Abstract Background There is a compelling body of data attesting to the role of the microbiota-gut-brain axis in mental health. The early life period poses a critical window wherein disturbances in the intestinal microbiota may adversely impact neurodevelopment. Antibiotics have a clear impact on the intestinal microbiome, yet their long-term safety regarding early exposure and later life psychiatric or neurocognitive outcomes has not been broadly evaluated. Aims & Objectives This systematic review and meta-analysis aimed to address a critical gap in literature by evaluating the association between in-utero and early childhood (ages 0-2) antibiotic exposure and the likelihood of psychiatric and neurocognitive problems in later life.

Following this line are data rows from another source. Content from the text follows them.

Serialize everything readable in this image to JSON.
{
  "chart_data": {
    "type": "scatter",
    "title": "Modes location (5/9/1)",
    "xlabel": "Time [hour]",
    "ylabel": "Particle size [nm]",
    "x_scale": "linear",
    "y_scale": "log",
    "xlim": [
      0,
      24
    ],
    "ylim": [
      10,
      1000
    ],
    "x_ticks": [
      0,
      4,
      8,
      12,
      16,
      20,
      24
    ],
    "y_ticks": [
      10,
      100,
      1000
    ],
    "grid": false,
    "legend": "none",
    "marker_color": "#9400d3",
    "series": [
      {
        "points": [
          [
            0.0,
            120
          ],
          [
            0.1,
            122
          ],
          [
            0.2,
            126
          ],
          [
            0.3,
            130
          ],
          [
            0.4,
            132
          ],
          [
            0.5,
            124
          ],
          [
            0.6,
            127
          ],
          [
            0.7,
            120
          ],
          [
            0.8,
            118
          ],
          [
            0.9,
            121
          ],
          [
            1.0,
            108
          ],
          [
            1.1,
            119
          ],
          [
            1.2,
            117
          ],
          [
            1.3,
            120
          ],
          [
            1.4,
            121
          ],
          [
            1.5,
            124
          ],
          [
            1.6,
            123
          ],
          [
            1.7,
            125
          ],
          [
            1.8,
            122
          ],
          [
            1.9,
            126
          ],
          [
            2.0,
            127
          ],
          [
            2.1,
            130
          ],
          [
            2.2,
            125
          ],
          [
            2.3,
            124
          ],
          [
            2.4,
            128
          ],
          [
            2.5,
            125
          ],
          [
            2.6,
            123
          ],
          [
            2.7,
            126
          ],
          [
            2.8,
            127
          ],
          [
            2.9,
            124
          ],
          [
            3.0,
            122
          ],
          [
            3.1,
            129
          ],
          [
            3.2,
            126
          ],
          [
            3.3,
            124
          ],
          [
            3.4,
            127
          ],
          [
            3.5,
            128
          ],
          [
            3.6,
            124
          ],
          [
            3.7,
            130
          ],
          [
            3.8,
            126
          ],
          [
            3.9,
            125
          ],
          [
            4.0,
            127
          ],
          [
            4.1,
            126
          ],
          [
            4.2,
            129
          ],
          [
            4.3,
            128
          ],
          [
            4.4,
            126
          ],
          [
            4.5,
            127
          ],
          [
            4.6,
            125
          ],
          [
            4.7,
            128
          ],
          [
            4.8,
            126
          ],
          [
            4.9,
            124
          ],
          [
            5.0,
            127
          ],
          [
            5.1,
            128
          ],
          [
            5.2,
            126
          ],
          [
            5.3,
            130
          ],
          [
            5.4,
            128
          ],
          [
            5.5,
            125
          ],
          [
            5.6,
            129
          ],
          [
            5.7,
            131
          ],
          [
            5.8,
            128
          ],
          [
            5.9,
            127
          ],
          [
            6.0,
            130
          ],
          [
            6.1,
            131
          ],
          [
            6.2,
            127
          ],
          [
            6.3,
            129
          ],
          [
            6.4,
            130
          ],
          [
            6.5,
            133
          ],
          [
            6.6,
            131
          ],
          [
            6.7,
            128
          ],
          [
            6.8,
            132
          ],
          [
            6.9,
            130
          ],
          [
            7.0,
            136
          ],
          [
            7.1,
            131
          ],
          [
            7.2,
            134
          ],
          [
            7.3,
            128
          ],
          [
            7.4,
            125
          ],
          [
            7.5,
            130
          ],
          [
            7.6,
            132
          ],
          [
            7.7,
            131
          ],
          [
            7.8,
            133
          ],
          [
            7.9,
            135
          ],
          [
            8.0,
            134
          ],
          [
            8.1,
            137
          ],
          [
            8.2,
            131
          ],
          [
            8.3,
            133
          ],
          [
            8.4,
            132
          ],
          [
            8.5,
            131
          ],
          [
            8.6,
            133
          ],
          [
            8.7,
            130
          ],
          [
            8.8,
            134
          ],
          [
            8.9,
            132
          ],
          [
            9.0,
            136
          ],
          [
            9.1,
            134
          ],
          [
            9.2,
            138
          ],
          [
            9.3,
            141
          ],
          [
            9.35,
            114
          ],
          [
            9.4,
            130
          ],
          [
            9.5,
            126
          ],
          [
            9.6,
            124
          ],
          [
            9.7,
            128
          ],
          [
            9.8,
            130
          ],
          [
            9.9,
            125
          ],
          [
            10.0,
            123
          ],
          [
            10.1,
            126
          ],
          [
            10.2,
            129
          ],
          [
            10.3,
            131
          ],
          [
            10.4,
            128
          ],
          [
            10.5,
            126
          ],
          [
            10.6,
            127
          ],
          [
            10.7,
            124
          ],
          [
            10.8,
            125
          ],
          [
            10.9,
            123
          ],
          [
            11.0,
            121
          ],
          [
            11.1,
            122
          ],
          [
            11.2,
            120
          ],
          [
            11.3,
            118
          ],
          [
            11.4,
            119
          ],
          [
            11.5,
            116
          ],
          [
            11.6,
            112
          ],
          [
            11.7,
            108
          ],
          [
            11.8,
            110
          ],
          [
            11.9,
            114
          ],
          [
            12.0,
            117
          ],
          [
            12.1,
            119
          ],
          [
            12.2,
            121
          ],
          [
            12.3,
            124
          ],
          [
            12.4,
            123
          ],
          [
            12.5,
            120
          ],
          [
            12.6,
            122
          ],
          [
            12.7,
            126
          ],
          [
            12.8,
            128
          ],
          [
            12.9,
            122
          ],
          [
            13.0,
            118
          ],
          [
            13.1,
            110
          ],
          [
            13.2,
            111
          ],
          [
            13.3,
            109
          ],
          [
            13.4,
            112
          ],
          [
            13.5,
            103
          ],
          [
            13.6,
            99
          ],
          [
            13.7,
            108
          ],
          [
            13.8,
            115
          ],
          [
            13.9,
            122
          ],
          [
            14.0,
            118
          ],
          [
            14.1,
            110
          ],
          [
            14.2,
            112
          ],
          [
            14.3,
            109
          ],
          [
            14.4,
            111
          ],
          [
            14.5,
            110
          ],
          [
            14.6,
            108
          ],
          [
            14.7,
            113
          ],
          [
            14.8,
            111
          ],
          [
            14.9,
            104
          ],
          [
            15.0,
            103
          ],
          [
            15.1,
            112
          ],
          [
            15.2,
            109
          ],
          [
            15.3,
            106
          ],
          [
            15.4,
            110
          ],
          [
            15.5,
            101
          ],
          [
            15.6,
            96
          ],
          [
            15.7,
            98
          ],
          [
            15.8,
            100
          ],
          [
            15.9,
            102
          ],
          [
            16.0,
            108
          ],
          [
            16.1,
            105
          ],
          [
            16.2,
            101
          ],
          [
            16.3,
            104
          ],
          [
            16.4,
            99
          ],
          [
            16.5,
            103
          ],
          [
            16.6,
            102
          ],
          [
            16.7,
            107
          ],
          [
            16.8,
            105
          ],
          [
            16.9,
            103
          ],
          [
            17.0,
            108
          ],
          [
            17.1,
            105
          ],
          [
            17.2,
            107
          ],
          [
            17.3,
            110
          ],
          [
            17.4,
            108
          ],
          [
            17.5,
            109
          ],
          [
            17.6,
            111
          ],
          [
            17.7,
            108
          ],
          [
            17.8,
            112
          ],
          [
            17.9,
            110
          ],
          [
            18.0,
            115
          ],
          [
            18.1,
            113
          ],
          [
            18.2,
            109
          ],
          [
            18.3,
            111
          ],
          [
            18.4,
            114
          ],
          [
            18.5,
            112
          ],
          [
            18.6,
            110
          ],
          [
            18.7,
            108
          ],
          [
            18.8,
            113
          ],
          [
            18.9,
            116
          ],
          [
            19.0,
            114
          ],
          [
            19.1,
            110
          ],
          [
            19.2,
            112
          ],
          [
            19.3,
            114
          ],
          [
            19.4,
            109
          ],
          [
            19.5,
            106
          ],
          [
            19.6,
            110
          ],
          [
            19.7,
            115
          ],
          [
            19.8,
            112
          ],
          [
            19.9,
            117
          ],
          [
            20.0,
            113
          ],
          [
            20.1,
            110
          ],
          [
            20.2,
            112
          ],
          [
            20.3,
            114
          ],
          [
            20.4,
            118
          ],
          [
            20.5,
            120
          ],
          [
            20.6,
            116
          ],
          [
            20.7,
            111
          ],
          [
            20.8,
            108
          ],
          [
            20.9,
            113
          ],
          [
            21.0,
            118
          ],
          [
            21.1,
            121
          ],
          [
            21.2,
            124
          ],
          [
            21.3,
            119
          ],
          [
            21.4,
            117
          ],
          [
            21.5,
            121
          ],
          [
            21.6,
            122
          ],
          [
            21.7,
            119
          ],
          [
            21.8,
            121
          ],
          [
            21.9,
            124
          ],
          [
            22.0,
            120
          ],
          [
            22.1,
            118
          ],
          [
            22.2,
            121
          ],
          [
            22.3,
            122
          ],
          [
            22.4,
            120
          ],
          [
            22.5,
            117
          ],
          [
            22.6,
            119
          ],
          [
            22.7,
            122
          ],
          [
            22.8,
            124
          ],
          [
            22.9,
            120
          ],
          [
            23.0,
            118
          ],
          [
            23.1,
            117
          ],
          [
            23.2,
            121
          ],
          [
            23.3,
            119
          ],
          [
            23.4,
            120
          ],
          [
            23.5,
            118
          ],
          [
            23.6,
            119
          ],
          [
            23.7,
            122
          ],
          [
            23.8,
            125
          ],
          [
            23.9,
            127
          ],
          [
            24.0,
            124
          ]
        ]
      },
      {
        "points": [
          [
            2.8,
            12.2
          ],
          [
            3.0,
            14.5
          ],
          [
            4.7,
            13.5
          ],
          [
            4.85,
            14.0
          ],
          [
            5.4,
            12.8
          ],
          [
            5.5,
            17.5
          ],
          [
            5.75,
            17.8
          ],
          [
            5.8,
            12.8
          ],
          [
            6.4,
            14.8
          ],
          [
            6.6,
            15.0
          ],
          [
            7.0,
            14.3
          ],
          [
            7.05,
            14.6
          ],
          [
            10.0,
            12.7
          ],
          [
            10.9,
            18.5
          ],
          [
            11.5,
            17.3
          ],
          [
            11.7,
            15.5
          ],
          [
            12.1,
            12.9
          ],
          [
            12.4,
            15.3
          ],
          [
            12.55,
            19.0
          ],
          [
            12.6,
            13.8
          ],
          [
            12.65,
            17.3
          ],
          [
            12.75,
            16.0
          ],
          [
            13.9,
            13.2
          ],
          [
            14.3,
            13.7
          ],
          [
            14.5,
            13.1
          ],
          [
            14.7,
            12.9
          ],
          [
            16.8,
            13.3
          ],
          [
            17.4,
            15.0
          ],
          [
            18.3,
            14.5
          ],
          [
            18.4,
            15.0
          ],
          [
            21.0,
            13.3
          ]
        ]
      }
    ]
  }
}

Method We conducted a systematic review and meta-analysis of studies evaluating in-utero or early childhood (ages 0-2) antibiotic exposure compared to unexposed controls and later psychiatric or neurocognitive outcomes. We searched MEDLINE, PsychINFO and EMBASE on 20/11/23. Quality assessments included the GRADE certainty assessment and Newcastle-Ottawa Scale. Results Thirty studies were included (n=7,047,853 participants). There were weak associations between in-utero antibiotic exposure and later development of ASD (OR= 1.09, 95%CI: 1.02-1.16) and ADHD (OR=1.19, 95%CI: 1.11 to 1.27). Early-childhood exposure was associated with later development of ADHD (OR=1.33, 95%CI: 1.20 to 1.48), ASD (OR=1.19, 95%CI: 1.01 to 1.40), and MDD (OR=1.29, 95%CI: 1.04 to 1.60). However, in sibling-controlled studies, there were no associations between either exposure period and later ASD or ADHD. No studies in MDD used sibling-controls. All meta-analyses were rated very low certainty using the GRADE certainty assessment, largely owing to methodological and statistical heterogeneity, except for childhood antibiotic exposure and later ASD (sibling-controlled data), which was low certainty. Discussion & Conclusions Weak evidence was found supporting the association between in-utero and early-life antibiotic exposure, and later neurodevelopmental outcomes. However, these associations were attenuated in studies that used sibling controls, which is a more robust study design. Thus, genetic and familial confounding may explain the associations seen, and non-sibling-controlled data should be interpreted with caution. We recommend that future studies utilise sibling-controls.